Growth is good
June 11, 2015By Temple Ligon
This past Tuesday morning, June 9, at the Capital City Club there was the first of three breakfast meetings concerning the growth of downtown Columbia. Developers Don Tomlin, Tom Prioreschi and Ben Arnold sat at the front table while each presented his recent housing developments and projected what to expect in the near future.
Tomlin recognized two problems. (1) The City of Columbia and Richland County and the schools inside the city limits miss out on about 60% of the property because by law that property is tax-free. (2) With some 6,000 new private student housing units under way, what happens after they graduate? Right now, there is nowhere near the housing available downtown should they want to stay in Columbia to begin their careers and their families.
Prioreschi suggested suburban growth in single-family housing is far too expensive for government to support. The typical infrastructure accommodation in the suburbs is too much in public money, something like $125,000 per unit was Prioreschi’s guess. The same infrastructure is already pretty much in place downtown, so government greatly benefits from city core development. An efficient concentration of brains and wealth and property taxes is what we need, said Prioreschi.
Arnold shared his statistical search for what was happening elsewhere in the region, and he claimed Columbia was almost all right. The numbers in demand and occupancy in similar cities in the Southeast led Arnold to say Columbia was in an inviting and enviable position.
Arnold then itemized a downtown wish list, including a Main Street grocery and a movie theater.

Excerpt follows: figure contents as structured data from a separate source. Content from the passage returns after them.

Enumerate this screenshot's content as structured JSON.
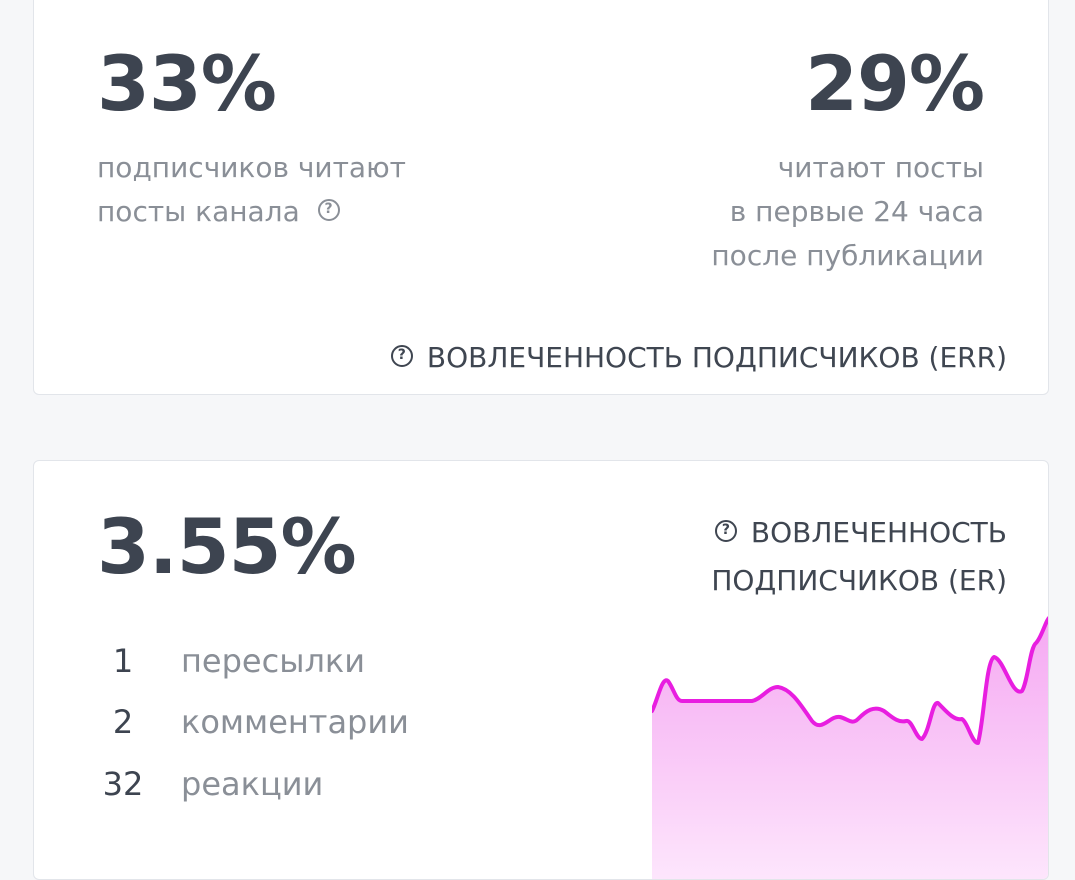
{
  "err_card": {
    "left_value": "33%",
    "left_desc": [
      "подписчиков читают",
      "посты канала"
    ],
    "right_value": "29%",
    "right_desc": [
      "читают посты",
      "в первые 24 часа",
      "после публикации"
    ],
    "metric_label": "ВОВЛЕЧЕННОСТЬ ПОДПИСЧИКОВ (ERR)",
    "help_icon": "question-circle-icon"
  },
  "er_card": {
    "value": "3.55%",
    "metric_label": [
      "ВОВЛЕЧЕННОСТЬ",
      "ПОДПИСЧИКОВ (ER)"
    ],
    "help_icon": "question-circle-icon",
    "stats": [
      {
        "count": "1",
        "label": "пересылки"
      },
      {
        "count": "2",
        "label": "комментарии"
      },
      {
        "count": "32",
        "label": "реакции"
      }
    ],
    "sparkline_color": "#e81ee0",
    "sparkline_fill_top": "#f5a8f2",
    "sparkline_fill_bottom": "#fde6fc"
  }
}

Publix at the corner of Huger and Gervais appears to be doing well, but it is still too far for a sensible walking distance from Main Street. Arnold wants a smaller facility right on Main Street.

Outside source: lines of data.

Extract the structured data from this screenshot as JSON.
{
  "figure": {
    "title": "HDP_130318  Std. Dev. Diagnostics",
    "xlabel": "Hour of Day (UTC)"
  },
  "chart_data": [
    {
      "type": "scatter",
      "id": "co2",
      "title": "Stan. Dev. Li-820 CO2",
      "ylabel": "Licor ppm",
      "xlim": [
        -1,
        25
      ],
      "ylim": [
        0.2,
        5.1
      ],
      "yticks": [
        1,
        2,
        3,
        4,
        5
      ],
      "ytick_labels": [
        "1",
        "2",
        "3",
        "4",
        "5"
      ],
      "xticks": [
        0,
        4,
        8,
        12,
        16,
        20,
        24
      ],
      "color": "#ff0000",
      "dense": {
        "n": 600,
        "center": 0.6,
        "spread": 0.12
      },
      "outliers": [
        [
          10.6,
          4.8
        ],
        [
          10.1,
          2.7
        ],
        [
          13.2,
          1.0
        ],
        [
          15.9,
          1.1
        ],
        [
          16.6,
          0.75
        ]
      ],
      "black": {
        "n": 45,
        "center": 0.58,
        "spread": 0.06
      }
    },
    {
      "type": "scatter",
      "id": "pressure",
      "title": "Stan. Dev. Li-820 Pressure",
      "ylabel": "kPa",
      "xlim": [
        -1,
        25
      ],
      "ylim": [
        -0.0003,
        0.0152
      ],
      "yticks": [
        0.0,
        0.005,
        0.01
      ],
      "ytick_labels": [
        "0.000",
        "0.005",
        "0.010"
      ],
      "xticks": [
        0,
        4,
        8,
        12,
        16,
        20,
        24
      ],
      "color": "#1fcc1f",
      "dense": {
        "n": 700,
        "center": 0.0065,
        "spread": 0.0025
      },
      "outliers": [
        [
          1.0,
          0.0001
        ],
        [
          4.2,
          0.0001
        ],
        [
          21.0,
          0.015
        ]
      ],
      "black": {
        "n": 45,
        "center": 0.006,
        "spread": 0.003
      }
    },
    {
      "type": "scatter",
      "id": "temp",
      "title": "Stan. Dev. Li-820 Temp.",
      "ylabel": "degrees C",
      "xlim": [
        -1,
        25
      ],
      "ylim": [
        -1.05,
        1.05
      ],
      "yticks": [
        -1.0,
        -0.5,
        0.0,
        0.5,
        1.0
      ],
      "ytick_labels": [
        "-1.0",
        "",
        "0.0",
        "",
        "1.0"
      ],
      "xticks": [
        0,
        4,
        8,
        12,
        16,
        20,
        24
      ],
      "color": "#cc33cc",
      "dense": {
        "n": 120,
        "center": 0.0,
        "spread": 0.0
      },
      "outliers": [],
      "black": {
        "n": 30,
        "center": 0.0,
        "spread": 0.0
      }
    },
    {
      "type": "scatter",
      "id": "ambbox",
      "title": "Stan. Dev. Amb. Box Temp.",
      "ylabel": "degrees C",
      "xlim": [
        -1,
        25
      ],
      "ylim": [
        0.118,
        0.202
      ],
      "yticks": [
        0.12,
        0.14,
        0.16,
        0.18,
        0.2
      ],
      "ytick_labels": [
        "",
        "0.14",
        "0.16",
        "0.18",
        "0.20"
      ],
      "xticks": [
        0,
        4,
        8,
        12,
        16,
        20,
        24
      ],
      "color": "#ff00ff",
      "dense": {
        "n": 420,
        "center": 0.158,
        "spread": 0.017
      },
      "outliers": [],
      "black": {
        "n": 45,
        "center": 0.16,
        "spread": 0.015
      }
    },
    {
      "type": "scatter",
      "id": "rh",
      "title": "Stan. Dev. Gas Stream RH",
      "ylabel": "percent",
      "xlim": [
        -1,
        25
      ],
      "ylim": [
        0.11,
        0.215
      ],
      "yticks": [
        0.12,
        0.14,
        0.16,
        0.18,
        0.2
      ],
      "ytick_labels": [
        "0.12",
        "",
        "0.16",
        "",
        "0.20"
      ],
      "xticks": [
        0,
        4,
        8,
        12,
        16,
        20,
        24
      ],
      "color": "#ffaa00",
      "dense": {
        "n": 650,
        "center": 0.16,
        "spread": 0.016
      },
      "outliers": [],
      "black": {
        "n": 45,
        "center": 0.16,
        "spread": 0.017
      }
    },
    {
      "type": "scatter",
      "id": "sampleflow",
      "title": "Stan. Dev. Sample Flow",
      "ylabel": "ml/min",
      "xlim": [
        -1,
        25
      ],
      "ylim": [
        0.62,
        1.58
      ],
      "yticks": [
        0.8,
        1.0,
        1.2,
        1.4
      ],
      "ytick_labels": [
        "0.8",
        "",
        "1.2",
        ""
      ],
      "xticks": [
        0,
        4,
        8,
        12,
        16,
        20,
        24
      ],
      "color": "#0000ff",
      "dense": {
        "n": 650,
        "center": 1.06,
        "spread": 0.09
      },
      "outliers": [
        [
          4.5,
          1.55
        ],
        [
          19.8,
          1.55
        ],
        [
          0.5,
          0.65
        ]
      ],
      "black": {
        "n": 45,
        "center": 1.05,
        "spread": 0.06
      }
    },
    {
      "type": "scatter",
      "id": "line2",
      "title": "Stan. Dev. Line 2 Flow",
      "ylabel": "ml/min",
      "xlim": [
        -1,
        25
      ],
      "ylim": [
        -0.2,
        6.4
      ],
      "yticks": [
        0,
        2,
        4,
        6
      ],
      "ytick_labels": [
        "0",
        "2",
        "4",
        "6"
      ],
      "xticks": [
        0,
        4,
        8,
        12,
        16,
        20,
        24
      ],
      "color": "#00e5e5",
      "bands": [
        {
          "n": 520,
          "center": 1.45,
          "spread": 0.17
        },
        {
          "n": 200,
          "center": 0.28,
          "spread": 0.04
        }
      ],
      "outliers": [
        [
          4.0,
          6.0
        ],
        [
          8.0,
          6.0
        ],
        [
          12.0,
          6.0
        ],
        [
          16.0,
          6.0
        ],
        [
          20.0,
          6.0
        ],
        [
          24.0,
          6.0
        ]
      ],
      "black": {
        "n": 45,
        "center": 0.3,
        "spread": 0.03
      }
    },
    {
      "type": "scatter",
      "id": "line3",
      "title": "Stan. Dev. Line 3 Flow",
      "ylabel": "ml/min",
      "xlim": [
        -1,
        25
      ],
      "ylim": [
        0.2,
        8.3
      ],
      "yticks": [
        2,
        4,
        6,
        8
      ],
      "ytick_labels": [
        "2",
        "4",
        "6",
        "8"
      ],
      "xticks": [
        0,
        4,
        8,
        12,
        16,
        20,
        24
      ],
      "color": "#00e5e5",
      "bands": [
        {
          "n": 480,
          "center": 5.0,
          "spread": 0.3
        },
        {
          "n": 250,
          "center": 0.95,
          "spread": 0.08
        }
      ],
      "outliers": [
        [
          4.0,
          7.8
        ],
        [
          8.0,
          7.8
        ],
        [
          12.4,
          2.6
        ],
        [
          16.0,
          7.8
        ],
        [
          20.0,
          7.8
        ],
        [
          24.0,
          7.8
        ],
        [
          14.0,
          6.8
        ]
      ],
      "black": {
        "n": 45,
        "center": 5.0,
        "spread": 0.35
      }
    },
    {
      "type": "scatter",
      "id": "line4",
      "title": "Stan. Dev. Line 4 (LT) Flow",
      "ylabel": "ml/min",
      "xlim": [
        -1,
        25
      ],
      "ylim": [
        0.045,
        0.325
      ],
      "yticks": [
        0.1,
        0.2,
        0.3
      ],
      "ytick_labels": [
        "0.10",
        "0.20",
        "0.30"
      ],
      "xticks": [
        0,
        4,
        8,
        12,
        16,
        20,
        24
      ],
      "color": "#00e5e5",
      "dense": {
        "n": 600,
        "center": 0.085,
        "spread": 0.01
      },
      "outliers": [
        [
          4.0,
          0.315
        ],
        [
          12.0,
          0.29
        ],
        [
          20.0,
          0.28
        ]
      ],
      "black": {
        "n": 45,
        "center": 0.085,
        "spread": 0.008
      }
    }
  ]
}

A single movie house can’t make it unless it’s the Nickelodeon model with classics as a niche market and membership subsidies. For the past thirty years or more movie houses have made their money off the concession stand, while the sold tickets put money in the hands of the distributors, not the movie house management.
Six screens, say, could make money because the volume of tickets sold should send just so much business from six theaters to the one concession stand. One of the best in the country at this is the Angelika Film Center, which I found in Houston in 1997, the year it opened. It closed in 2010, mostly due to the lack of residential growth downtown. Angelika made good use of a defunct convention center in the heart of the city, and now the residents are locating downtown maybe enough to bring Angelika back.
I may remember this wrong, but I recall six screens in the Houston Angelika, the other one being in New York’s Greenwich Village, still a success story. In Houston Angelika had one or two theaters dedicated to the classics, kind of like a Nickelodeon schedule, and one or two at the other end of the movie market with blockbusters and current releases chasing the mass audience. Then a foreign film or two might fit in. Point being, Angelika sold a hell of a lot of popcorn but also all kinds of food, good food – so good I gather some people weren’t going to the movies, really, but going to dinner.
Angelika needs to be checked out, Mr. Arnold, to include its flagship in Greenwich Village and its far-flung branches in Dallas TX, Fairfax VA and San Diego CA. Careful, these are all big cities, but somehow Columbia could slide in with a proven attendance count around town in the existing theaters.
The next gathering on downtown growth at the Capital City Club will be again on Tuesday, but this time it’s July 14, Bastille Day, so maybe someone will pull in an influence or two from Paris, the world’s most beautiful big city. The second talk is on our riverfronts. And the third and final talk on downtown development, Columbia Common, is coming on August 11, anotherTuesday morning at 7:30. Check with Lisa Marie Field at the club for any available seats, [email protected].
By the way, you self-employed, breakfast is on the house. The good people at Free Times and the club are carrying the costs.